Renting out your property should be a good way to earn extra cash. Just don’t forget to pay your tax.
Most of us dream at some point of what it would be like to up sticks and move to another country, and every year thousands of us act on that dream. During the year to June 2017, for example, 342,000 people living in the UK chose to move elsewhere, 26,000 more than the previous year, according to the Office for National Statistics. If you’re keen to join them, but want to keep your UK property to rent out, just make sure you’re aware of the tax implications.
If you live abroad for six or more months per year, HM Revenue & Customs (HMRC) will automatically treat you as a non-resident landlord, even if you are technically resident in the UK for tax purposes. As a non-resident landlord, you can pay tax in one of two ways. If you let your property through an agent or property manager, they must adhere to the non-resident landlord scheme (NRL), and deduct basic-rate tax from your rent (after any expenses they’ve incurred) before transferring it to you. Where a property is jointly owned, the share of rental income that goes to the non-resident landlord falls within the NRL scheme.
If your tenant pays you directly, and pays more than £100 per week, they must also operate the NRL scheme. (Note that agents must deduct the tax regardless of the amount of rent they collect.) At the end of the tax year, they’ll provide you with a certificate stating how much tax they’ve deducted and, if applicable, you can offset this against your tax bill.
If you’d rather pay the tax via your self-assessment return, you need to apply to HMRC for permission to do this, using form NRL1i. If the tax office approves your application, it will tell your letting agent or tenant not to deduct rent at source, and you will instead have to declare your income through your tax return. This option obviously allows you to keep hold of the cash for longer, but may be less convenient than having tax deducted at source.
Wait a minute, Mr Postman
Whichever option you choose, you need to declare your rental income to HMRC, unless it tells you not to. Just be aware that you won’t be able to use HMRC’s online services – you will have to send your return in via post, using software, or through your accountant. You will need to fill in the “residence” section (form SA109) and the “property” section (form SA105). The deadline for filing a paper tax return is earlier than that for filing digitally – 31 October rather than 31 January.

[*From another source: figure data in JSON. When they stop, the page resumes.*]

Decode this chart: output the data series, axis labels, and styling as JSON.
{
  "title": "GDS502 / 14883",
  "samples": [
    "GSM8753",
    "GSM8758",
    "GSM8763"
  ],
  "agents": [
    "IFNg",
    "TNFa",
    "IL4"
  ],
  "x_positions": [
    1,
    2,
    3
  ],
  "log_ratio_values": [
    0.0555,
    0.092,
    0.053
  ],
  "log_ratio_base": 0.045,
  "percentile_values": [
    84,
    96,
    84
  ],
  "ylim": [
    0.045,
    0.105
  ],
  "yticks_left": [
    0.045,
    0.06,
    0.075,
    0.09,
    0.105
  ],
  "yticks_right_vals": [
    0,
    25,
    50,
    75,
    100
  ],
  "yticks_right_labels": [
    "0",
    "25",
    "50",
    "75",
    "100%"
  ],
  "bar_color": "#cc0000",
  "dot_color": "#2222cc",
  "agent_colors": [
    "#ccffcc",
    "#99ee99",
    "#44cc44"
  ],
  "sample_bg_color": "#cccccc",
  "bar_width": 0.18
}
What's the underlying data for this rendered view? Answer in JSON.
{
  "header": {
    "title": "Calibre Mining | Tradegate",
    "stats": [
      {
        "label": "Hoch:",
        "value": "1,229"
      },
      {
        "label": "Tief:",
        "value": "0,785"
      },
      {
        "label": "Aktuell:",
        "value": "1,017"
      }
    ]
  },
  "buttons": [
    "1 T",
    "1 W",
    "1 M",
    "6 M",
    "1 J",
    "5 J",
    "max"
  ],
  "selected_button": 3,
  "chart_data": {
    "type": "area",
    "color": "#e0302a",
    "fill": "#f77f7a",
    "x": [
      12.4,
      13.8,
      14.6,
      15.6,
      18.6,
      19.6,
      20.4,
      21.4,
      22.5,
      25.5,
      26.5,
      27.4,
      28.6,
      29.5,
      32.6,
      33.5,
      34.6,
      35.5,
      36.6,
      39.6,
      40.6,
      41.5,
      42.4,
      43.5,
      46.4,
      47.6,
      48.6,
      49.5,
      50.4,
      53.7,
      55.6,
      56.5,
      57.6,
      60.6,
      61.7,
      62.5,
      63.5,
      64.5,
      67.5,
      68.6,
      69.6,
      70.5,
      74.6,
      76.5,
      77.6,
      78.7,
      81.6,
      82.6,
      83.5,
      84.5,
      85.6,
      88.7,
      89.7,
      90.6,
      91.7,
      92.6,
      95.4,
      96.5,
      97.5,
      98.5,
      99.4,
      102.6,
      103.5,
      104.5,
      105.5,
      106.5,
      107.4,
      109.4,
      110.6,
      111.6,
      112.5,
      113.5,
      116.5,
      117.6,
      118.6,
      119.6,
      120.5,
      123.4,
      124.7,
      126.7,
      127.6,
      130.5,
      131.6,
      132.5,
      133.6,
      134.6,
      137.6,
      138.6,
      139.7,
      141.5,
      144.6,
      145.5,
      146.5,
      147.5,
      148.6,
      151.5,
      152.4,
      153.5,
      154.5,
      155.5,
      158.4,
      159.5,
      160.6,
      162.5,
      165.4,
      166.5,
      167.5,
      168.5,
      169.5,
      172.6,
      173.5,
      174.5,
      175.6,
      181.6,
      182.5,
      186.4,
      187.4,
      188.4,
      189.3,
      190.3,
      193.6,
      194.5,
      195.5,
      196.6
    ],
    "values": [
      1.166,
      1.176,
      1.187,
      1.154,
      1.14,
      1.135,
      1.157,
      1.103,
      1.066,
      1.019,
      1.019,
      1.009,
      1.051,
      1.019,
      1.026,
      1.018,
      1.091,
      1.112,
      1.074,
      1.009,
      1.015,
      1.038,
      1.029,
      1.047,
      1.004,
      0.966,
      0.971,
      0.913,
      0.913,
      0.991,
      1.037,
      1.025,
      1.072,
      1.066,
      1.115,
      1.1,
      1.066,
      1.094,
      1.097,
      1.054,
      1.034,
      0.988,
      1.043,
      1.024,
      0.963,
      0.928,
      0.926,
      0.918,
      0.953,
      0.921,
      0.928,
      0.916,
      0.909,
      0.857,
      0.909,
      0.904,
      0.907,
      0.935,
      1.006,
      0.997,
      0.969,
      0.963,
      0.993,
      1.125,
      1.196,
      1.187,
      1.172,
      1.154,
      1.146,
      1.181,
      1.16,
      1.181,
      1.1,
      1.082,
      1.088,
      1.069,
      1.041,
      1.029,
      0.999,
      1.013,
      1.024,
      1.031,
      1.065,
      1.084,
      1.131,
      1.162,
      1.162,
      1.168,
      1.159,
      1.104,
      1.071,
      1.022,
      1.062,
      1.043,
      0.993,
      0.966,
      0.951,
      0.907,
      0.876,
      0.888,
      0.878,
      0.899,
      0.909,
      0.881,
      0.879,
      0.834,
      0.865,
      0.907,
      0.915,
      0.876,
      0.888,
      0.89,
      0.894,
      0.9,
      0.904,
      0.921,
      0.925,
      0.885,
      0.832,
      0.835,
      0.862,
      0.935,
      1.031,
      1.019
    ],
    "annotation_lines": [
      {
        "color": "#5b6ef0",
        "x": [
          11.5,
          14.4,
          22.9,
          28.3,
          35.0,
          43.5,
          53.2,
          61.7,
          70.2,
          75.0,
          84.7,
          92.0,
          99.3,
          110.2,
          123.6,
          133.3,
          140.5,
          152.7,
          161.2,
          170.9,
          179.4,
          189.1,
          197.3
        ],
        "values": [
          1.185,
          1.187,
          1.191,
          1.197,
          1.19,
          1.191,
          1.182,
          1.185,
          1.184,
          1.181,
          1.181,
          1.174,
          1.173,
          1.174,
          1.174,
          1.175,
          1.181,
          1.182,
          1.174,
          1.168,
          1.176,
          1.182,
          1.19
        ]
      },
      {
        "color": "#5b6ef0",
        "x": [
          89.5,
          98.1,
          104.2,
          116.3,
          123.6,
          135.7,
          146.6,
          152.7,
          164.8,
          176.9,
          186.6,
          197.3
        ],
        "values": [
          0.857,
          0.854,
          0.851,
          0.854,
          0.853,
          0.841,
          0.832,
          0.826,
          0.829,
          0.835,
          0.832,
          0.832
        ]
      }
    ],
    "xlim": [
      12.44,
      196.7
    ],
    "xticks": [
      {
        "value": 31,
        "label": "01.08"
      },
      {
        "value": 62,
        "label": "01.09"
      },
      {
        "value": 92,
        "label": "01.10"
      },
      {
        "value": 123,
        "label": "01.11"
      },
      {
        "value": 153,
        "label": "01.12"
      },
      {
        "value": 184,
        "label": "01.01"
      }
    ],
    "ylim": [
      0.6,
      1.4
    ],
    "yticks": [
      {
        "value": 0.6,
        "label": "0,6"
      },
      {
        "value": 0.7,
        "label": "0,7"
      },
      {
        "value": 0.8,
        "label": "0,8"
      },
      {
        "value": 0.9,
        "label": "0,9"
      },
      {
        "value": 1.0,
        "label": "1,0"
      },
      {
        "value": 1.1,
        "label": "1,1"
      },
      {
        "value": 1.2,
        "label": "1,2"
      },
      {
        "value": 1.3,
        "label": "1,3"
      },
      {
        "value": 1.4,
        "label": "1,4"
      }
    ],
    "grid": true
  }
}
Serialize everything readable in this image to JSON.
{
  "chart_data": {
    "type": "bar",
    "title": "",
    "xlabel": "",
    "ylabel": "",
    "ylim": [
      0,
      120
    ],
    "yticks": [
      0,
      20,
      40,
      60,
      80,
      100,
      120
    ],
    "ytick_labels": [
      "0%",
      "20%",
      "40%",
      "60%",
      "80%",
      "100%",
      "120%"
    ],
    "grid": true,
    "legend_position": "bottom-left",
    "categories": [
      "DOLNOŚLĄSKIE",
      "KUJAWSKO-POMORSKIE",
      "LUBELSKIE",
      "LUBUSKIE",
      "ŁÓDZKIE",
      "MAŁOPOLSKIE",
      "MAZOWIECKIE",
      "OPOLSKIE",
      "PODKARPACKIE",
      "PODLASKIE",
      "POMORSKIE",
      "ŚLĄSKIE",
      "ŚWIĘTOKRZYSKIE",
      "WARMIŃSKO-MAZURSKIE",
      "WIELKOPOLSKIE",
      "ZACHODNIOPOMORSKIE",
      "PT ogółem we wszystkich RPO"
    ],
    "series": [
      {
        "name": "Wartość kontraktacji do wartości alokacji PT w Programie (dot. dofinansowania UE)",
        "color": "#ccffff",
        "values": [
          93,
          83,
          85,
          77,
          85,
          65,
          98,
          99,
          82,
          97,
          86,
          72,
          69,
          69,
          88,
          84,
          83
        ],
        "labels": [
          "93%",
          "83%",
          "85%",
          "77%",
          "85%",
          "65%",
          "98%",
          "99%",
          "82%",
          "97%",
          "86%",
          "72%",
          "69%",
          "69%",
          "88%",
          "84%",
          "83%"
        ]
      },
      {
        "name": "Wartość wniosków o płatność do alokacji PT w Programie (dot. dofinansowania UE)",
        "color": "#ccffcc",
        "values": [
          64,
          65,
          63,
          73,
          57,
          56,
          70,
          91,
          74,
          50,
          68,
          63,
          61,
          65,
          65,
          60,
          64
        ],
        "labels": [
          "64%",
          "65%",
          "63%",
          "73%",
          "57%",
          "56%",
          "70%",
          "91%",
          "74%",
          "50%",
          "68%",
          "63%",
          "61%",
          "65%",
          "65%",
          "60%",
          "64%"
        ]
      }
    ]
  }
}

Be aware that in this situation you may be taxed twice on your property income – both in the UK and the country in which you now live. However, depending on where you live, it may be possible to claim some of this back via a double-taxation agreement. This can take the form of full or partial relief before you’ve paid the tax, or a refund after you’ve paid it. Go to www.gov.uk/government/collections/tax-treaties to look up the relevant agreement. If the tax rates differ between the two countries, you will have to pay the higher of the two.
As each tax treaty is agreed between the UK and the other country in question, the UK’s departure from the European Union should not affect these arrangements. Although it is possible to apply for this relief or refund yourself, if your circumstances are complicated you may want to take financial advice to ensure you claim everything to which you are entitled.